Dalam keterangannya, Komnas Perempuan mengakui bahwa penyampaian informasi sebelumnya telah menimbulkan kebingungan dan berpotensi melukai perasaan korban maupun masyarakat yang mengikuti perkembangan kasus tersebut. Lembaga itu menegaskan tidak pernah bermaksud mengurangi tingkat keparahan kekerasan yang dialami korban.
Komnas Perempuan menjelaskan bahwa penggunaan istilah hukum internasional harus dipahami dalam konteks yang spesifik. Meski terdapat definisi tertentu dalam konvensi internasional mengenai penyiksaan, hal tersebut tidak berarti tindakan kekerasan yang dialami korban menjadi ringan atau tidak serius. Setiap bentuk kekerasan tetap merupakan pelanggaran terhadap hak asasi manusia yang harus diproses sesuai ketentuan hukum yang berlaku.
Lembaga tersebut juga menegaskan komitmennya untuk terus mengawal pemenuhan hak-hak korban, termasuk memastikan korban memperoleh perlindungan, pendampingan psikologis, layanan kesehatan, serta akses terhadap proses hukum yang adil. Menurut Komnas Perempuan, fokus utama harus tetap diarahkan pada pemulihan korban dan penegakan keadilan.
Kasus YTR sendiri mendapat perhatian luas setelah terungkap dugaan penyekapan dan kekerasan yang berlangsung dalam waktu lama hingga menyebabkan korban mengalami luka fisik dan trauma berat.
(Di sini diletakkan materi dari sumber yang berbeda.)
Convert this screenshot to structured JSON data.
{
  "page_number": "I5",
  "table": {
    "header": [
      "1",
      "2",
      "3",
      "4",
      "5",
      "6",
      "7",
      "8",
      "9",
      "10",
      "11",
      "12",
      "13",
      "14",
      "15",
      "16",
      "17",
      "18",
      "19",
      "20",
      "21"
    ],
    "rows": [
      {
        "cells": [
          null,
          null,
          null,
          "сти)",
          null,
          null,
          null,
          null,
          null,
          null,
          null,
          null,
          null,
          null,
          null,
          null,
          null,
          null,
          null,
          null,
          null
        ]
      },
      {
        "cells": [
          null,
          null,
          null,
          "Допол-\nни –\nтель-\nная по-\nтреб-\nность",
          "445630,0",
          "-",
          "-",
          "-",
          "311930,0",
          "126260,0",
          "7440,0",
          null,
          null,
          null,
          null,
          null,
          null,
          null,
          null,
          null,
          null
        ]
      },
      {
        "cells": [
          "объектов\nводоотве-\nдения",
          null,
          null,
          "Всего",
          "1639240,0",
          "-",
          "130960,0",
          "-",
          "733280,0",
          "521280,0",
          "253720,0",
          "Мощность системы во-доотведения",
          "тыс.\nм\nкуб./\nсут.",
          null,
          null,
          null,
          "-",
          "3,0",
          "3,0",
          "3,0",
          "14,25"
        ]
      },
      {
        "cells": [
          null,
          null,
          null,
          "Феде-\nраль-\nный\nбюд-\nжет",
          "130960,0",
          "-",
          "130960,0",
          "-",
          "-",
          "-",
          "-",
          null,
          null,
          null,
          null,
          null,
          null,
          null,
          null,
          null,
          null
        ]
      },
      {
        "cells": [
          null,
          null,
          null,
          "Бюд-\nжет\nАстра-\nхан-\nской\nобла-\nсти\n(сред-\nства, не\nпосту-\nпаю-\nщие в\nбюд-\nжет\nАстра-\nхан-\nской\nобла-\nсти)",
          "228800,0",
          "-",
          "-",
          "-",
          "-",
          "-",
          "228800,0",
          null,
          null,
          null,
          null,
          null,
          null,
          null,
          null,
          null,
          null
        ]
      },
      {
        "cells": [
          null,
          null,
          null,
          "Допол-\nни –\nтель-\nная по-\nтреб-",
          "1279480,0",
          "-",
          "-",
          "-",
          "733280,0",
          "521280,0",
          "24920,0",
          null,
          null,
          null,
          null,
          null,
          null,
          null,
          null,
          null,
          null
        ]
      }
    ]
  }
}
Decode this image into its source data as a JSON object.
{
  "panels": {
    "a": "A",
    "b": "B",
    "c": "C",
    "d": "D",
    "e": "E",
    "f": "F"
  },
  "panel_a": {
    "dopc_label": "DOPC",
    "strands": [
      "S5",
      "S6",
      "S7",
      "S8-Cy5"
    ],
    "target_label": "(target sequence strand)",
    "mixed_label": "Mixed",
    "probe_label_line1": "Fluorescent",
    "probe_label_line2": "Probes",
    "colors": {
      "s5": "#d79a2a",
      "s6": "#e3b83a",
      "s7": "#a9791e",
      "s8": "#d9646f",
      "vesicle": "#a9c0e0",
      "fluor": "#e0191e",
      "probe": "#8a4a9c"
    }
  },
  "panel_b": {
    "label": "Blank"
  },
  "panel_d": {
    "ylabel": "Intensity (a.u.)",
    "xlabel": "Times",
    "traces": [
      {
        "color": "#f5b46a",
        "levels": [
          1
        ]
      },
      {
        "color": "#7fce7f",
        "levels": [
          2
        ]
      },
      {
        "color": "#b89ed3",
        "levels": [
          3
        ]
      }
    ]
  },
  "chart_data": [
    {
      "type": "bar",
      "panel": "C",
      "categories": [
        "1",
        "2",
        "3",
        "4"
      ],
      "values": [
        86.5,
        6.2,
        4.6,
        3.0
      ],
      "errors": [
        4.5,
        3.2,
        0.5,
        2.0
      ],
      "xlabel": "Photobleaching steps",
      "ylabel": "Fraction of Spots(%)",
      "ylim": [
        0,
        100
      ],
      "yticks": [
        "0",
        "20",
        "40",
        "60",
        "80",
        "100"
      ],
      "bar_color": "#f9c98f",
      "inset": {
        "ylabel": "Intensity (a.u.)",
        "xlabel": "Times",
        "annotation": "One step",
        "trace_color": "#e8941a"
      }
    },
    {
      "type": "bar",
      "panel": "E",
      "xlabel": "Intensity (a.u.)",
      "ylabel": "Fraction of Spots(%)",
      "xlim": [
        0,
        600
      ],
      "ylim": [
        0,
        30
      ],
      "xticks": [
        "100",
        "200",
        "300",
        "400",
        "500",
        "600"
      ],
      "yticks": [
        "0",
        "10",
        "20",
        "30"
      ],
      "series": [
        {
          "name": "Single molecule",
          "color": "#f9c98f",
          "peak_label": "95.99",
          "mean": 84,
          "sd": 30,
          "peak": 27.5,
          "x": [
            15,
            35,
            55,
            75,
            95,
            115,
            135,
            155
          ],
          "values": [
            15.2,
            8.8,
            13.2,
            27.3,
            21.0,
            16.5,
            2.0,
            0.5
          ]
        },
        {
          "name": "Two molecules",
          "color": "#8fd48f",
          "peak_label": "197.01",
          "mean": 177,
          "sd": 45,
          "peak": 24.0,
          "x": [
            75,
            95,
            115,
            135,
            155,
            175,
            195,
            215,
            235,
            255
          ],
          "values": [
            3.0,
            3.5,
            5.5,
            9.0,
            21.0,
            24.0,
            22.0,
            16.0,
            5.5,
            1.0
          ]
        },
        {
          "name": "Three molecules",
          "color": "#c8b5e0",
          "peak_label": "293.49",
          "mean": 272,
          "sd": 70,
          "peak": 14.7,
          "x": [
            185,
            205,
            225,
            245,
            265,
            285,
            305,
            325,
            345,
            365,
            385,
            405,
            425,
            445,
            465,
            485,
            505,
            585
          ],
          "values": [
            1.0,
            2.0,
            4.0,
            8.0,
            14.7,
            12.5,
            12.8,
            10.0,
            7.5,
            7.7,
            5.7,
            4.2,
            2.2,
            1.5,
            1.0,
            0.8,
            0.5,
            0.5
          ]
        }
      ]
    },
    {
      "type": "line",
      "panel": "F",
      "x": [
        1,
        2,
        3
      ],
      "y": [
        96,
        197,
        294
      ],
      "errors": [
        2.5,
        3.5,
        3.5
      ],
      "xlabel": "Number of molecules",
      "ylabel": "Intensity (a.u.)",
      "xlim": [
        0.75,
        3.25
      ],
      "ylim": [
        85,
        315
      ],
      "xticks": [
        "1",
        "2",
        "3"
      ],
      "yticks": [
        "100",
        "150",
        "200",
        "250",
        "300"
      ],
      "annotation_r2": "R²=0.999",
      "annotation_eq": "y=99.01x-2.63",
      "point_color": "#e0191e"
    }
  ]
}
Peristiwa tersebut memicu keprihatinan publik sekaligus mendorong berbagai pihak untuk memperkuat perlindungan terhadap korban kekerasan berbasis gender.
Sejumlah pemerhati hak asasi manusia menilai bahwa komunikasi lembaga publik dalam menangani kasus sensitif harus dilakukan secara hati-hati. Pemilihan istilah yang kurang tepat dapat menimbulkan salah persepsi di tengah masyarakat, bahkan berpotensi menggeser fokus dari penderitaan korban menuju perdebatan mengenai definisi hukum.
Para ahli juga menekankan pentingnya pendekatan yang berpusat pada korban (victim-centered approach) dalam setiap penanganan kasus kekerasan. Pendekatan tersebut menempatkan keselamatan, martabat, serta kebutuhan pemulihan korban sebagai prioritas utama tanpa mengesampingkan proses penegakan hukum terhadap pelaku.
Permintaan maaf yang disampaikan Komnas Perempuan diharapkan menjadi momentum untuk memperbaiki komunikasi publik sekaligus memperkuat kepercayaan masyarakat terhadap lembaga perlindungan perempuan. Di sisi lain, kasus ini menjadi pengingat bahwa setiap dugaan kekerasan harus ditangani secara profesional, transparan, dan mengutamakan kepentingan korban agar keadilan dapat benar-benar terwujud.